Something confusing about Ruby: Object and Class
In Ruby, everything is an object, every object has a class, and all classes inherit from Object. Three very simple statements.
Here’s where it gets complicated:
Classes are objects
If a class is an object, then it has to have a class. That class is Class. Here’s an example
class Example; end #an empty class
Example.class # => Class
So, if Class is a class, what is its class?
Class.class #=> Class
Ok, fine. What is Object’s class?
Object.class #=> Class
No surprises there.
So far we’ve seen that Example, Class and Object are all instances of the Class class. That’s one part of OO - objects are instances of classes. In Ruby, where everything is an object, then even classes are instances of classes. And the the class of a class is Class.
The other part of OO is inheritance. Classes inherit from other classes. I’ve already stated that everything inherits from Object (either directly or indirectly). Let’s test that:
Example.superclass # => Object
Object.superclass # => nil (it's not turtles all the way down)

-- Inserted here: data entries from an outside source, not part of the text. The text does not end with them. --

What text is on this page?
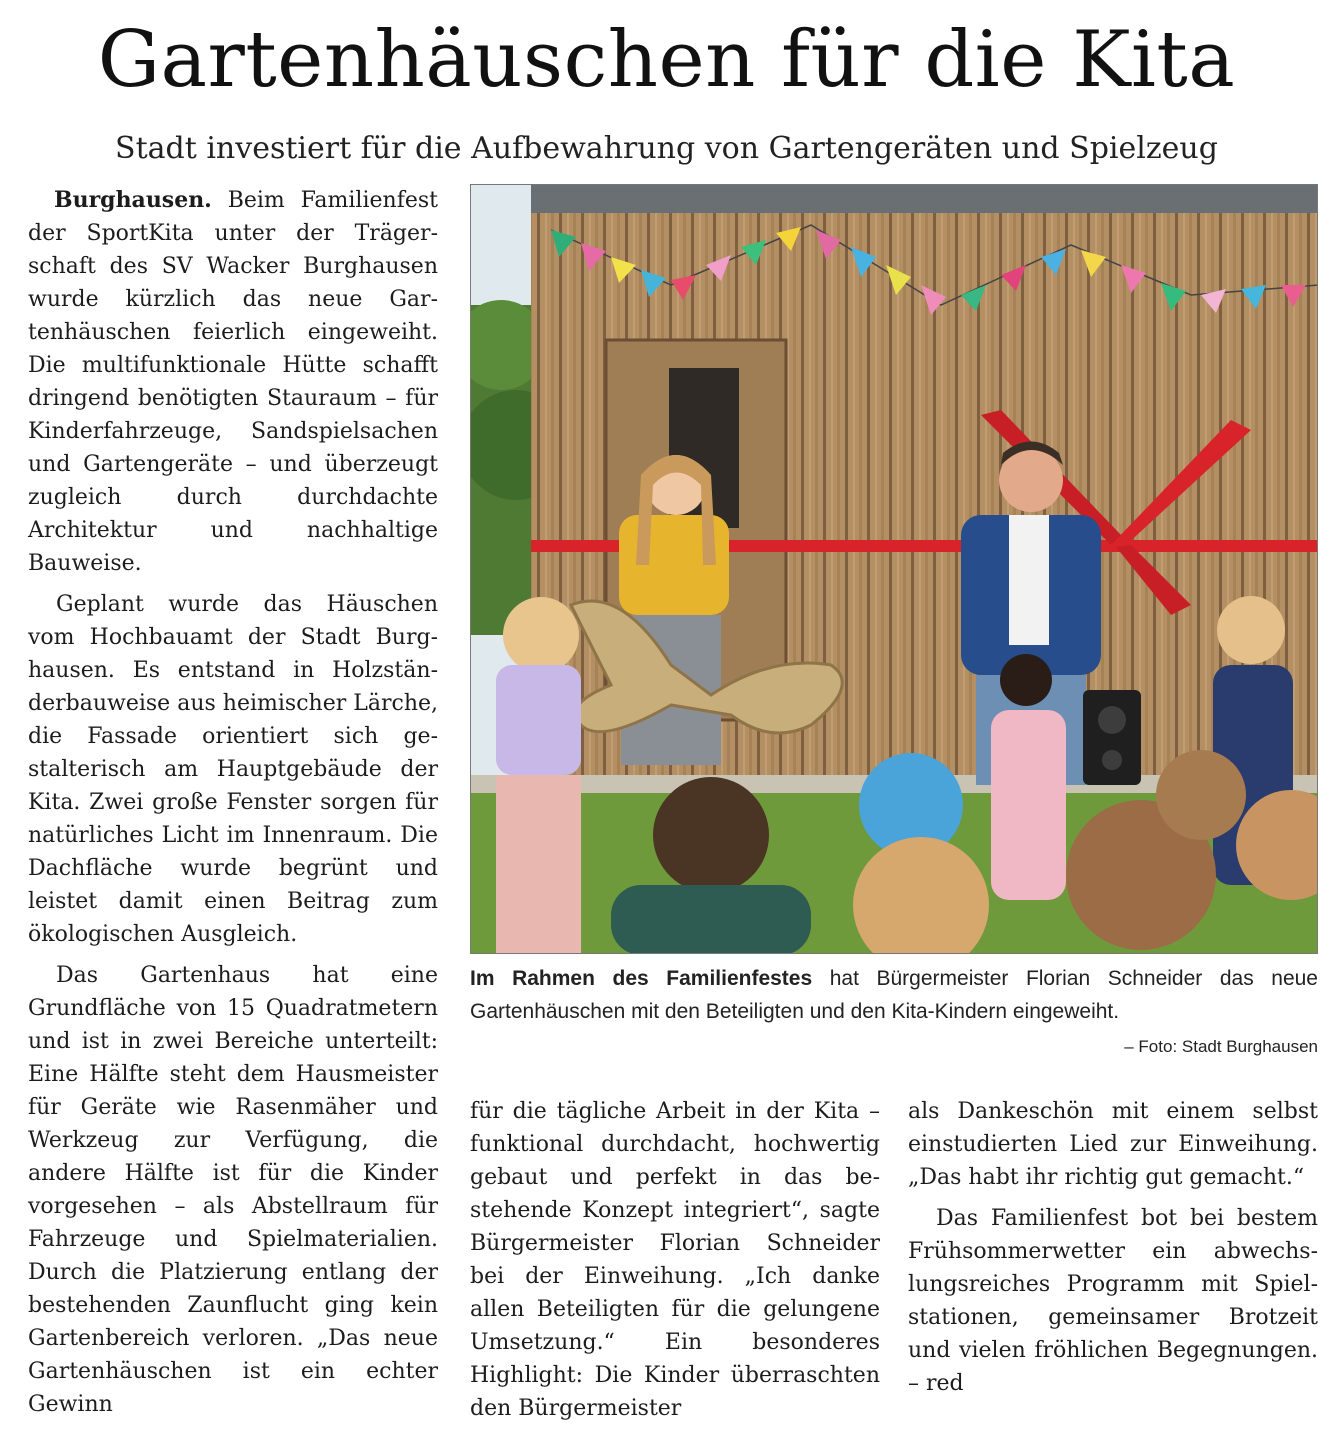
Gartenhäuschen für die Kita
Stadt investiert für die Aufbewahrung von Gartengeräten und Spielzeug

Burghausen. Beim Familienfest der SportKita unter der Trägerschaft des SV Wacker Burghausen wurde kürzlich das neue Gartenhäuschen feierlich eingeweiht. Die multifunktionale Hütte schafft dringend benötigten Stauraum – für Kinderfahrzeuge, Sandspielsachen und Gartengeräte – und überzeugt zugleich durch durchdachte Architektur und nachhaltige Bauweise.

Geplant wurde das Häuschen vom Hochbauamt der Stadt Burghausen. Es entstand in Holzständerbauweise aus heimischer Lärche, die Fassade orientiert sich gestalterisch am Hauptgebäude der Kita. Zwei große Fenster sorgen für natürliches Licht im Innenraum. Die Dachfläche wurde begrünt und leistet damit einen Beitrag zum ökologischen Ausgleich.

Das Gartenhaus hat eine Grundfläche von 15 Quadratmetern und ist in zwei Bereiche unterteilt: Eine Hälfte steht dem Hausmeister für Geräte wie Rasenmäher und Werkzeug zur Verfügung, die andere Hälfte ist für die Kinder vorgesehen – als Abstellraum für Fahrzeuge und Spielmaterialien. Durch die Platzierung entlang der bestehenden Zaunflucht ging kein Gartenbereich verloren. „Das neue Gartenhäuschen ist ein echter Gewinn

Im Rahmen des Familienfestes hat Bürgermeister Florian Schneider das neue Gartenhäuschen mit den Beteiligten und den Kita-Kindern eingeweiht.
– Foto: Stadt Burghausen

für die tägliche Arbeit in der Kita – funktional durchdacht, hochwertig gebaut und perfekt in das bestehende Konzept integriert“, sagte Bürgermeister Florian Schneider bei der Einweihung. „Ich danke allen Beteiligten für die gelungene Umsetzung.“ Ein besonderes Highlight: Die Kinder überraschten den Bürgermeister

als Dankeschön mit einem selbst einstudierten Lied zur Einweihung. „Das habt ihr richtig gut gemacht.“

Das Familienfest bot bei bestem Frühsommerwetter ein abwechslungsreiches Programm mit Spielstationen, gemeinsamer Brotzeit und vielen fröhlichen Begegnungen. – red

Class.superclass # => Module
Module.superclass # => Object
So, every class inherits from Object except for Object, which doesn’t inherit from anything.
Where does this lead then? Well, have a gander:
Object.instance_of? Class # => true
Class.is_a? Object # => true
Object is an “instance” of Class, but Class “is” an Object.
Conclusion
Ruby really does take this “everything is an object” thing seriously. Wow. And my brain hurts.